Mi tía Merci (Por Carlos Jesús Pérez Simancas)

Una noche de mis trece años me había quedado dormido viendo la tele en casa de mis abuelos. Aquel día era un viernes, mi abuela ya se había acostado y mi abuelo estaba con su emisora escudriñando las ondas hertzianas. Como les decía, dormía hasta que una sacudida me despertó de mis sueños. Mi abuelo me apuró a que lo acompañara así que me levanté. Casi dando traspiés, dormitado fui por el pasillo hasta la habitación donde mi abuelo tenía los equipos de radioaficionado. Mi abuelo, se sentó y empezó a decir como un mantra: “¡Aquí Eco, Alfa, 8, kilo, tango! Lo repetía, una y otra vez mientras yo veía la escena desde la puerta. De repente entre el crispear de los altavoces una voz se abre paso. Era un hombre, que después de dar su indicativo, saludaba afectuosamente a mi abuelo que con cara de:¡Lo logré!, miraba a donde yo me encontraba. La voz era modulada y distorsionada por el ir y venir de las ondas. Después de un silencio, casi me voy de bruces, a través de los altavoces era mi tía Merci quien nos saludaba. Mi abuelo había contactado con un misionero vasco en las islas Vanuatu, allí donde Thor Heyerdhal tocó tierra con su ‘Kontiki’.En una era sin internet, ni teléfonos móviles, mi abuelo había contactado con mi tía y la expedición “La Gallega” que estaban circunvalando el globo con su antena y mucha paciencia. Allí estaba mi tía, en medio del Pacífico hablando con nosotros. Nos contó su viaje por aquella islas, que tenían previsto ir hasta las Fiji para poner luego proa a las Tahití. Ella me digo que estaba feliz, que nos echaba de menos y que me llevaría un regalo ( fue un Boomerang de Australia). Nos contó que una isla le dieron lo mejor que tenía y era un plato de carne…de perro, me diría mucho tiempo después que se lo comió con gusto y que sólo fue al final cuando le dijeron lo que era.
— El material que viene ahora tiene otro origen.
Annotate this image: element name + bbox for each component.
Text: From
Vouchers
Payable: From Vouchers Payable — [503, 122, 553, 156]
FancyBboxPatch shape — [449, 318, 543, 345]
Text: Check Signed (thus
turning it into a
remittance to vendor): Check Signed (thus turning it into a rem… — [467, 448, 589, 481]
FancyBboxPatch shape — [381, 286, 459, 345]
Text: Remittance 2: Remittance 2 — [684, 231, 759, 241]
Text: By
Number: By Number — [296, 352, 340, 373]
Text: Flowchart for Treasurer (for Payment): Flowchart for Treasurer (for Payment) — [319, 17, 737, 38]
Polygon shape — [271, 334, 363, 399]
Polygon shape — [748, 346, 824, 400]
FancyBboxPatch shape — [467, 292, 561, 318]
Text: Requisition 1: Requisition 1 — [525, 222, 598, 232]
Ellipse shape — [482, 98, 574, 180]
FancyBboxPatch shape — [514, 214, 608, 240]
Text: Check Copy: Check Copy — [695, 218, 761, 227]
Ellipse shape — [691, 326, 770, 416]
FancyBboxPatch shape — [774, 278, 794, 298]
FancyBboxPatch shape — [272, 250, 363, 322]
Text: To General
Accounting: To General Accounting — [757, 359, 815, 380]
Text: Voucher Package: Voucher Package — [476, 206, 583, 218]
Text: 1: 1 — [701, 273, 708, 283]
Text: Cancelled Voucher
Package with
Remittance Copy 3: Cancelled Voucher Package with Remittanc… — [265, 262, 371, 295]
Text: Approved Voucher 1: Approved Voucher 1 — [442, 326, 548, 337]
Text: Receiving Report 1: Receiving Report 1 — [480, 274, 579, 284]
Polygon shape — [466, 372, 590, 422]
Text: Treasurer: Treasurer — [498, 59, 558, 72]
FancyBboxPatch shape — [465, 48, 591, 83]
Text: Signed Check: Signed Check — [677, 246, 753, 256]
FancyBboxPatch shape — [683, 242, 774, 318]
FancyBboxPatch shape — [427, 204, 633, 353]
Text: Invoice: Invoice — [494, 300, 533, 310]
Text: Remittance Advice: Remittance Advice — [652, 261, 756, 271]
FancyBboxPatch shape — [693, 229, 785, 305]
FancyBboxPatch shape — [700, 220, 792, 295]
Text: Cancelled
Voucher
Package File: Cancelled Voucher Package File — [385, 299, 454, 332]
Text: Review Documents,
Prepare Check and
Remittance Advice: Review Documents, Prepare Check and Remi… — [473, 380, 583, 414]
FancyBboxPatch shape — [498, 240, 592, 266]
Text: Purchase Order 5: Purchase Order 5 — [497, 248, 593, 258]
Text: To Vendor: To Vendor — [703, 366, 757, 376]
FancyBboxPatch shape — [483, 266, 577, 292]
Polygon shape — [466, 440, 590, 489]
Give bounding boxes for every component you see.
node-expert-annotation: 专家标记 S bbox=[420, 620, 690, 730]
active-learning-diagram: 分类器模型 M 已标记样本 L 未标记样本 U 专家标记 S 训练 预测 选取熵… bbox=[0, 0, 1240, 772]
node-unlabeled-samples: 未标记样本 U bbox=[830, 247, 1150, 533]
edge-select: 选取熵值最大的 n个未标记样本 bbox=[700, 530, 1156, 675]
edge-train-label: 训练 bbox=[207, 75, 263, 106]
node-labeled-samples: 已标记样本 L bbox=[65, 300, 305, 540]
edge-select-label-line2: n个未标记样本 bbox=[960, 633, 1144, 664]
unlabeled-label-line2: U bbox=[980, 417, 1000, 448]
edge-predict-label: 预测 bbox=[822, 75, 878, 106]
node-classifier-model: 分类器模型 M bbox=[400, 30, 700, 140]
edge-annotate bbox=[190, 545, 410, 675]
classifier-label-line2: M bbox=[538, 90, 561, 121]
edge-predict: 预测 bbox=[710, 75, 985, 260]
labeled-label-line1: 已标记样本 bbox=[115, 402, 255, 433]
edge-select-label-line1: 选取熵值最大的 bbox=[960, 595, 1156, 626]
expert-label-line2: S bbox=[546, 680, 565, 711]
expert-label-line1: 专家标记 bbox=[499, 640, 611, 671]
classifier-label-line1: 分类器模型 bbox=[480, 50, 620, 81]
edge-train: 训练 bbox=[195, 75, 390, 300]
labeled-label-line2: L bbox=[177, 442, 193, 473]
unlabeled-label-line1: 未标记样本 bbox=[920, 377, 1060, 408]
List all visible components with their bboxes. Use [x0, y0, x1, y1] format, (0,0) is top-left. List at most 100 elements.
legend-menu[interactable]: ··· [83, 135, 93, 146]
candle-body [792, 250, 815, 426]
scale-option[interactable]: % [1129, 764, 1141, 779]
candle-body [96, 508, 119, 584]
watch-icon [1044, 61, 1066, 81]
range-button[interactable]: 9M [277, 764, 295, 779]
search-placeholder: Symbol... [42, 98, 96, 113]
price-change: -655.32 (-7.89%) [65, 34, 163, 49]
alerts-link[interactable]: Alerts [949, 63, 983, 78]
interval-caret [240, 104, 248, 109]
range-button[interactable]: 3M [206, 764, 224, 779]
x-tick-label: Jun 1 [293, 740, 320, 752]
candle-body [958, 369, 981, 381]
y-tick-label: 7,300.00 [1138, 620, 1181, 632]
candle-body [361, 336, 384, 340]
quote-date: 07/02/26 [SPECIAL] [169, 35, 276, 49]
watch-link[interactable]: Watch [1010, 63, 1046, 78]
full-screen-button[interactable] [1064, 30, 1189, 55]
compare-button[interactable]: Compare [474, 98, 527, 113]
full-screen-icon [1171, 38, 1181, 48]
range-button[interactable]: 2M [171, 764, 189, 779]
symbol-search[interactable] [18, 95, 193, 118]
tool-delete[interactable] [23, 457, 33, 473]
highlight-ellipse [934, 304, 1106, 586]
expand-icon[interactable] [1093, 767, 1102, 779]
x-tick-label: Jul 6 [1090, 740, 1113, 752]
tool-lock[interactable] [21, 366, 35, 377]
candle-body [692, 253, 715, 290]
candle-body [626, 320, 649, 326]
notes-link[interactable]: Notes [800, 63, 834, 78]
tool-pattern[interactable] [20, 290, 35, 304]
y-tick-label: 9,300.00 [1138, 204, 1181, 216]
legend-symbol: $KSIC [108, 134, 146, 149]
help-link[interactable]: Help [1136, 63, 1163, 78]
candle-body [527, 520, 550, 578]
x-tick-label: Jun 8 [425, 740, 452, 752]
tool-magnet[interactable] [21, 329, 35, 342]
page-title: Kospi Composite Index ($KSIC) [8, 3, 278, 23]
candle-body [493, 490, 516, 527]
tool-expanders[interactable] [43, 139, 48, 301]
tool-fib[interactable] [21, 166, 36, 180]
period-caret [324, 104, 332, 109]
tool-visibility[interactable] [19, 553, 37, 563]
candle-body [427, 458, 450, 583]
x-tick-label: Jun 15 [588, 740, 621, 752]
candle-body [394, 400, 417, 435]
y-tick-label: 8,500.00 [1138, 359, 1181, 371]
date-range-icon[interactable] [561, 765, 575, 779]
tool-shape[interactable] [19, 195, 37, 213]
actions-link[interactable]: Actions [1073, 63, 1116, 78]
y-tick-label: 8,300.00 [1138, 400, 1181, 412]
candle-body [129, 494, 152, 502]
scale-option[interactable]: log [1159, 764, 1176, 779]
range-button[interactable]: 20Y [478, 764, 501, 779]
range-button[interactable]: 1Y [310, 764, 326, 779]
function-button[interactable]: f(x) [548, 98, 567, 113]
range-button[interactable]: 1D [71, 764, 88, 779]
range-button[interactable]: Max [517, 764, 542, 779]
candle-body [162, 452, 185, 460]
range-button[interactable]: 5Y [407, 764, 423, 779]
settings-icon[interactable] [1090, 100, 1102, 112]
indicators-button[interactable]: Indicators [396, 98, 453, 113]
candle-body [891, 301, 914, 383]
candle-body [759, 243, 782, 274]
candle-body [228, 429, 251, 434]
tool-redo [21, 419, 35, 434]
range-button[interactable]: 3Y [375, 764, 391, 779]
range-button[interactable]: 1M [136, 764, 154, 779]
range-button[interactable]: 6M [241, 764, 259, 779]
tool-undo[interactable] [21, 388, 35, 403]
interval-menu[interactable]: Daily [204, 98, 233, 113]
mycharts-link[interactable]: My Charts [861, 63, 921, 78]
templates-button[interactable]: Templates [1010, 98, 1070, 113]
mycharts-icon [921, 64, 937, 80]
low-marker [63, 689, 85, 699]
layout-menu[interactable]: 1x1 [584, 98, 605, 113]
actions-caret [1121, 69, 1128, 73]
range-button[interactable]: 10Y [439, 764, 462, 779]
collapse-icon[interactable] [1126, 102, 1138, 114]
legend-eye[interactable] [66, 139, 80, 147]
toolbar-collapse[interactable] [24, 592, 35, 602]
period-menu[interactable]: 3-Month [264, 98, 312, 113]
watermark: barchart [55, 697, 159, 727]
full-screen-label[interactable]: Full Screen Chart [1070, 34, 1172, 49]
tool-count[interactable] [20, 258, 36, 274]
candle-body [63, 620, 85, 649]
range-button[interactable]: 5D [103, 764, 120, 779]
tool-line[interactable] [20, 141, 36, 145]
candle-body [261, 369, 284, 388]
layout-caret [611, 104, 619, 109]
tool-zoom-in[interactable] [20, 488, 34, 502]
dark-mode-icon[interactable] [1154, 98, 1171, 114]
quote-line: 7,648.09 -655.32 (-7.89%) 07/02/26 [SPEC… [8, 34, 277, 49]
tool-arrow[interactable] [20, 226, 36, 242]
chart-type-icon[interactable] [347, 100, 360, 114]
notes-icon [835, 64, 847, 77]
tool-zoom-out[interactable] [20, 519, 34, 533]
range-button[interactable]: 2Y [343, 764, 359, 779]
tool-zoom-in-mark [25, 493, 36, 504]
Esa era mi tía, valiente, audaz e inquieta. Veo en sus hijas la misma mirada lo que me hace comprender que nunca se fue. Sólo se proyectó. A ellas, mis primas, les regalo libros como su madre hiciera conmigo, esperando que germine la semilla de la curiosidad.

Ese viernes por la noche lo atesoro como algo muy bonito en mi niñez. Apenas ella tenía 27 años y estaba dando la vuelta al mundo. Aquella Navidad quiso sacarse una foto conmigo, era fin de año y entrábamos en el 92. Esa foto siempre la llevó a todas sus aventuras (porque hay más), hasta el último de sus días.

Escribo esto en un aeropuerto en pleno viaje, y no veo mejor homenaje. Porque ella nos enseñó que el futuro siempre está detrás del horizonte.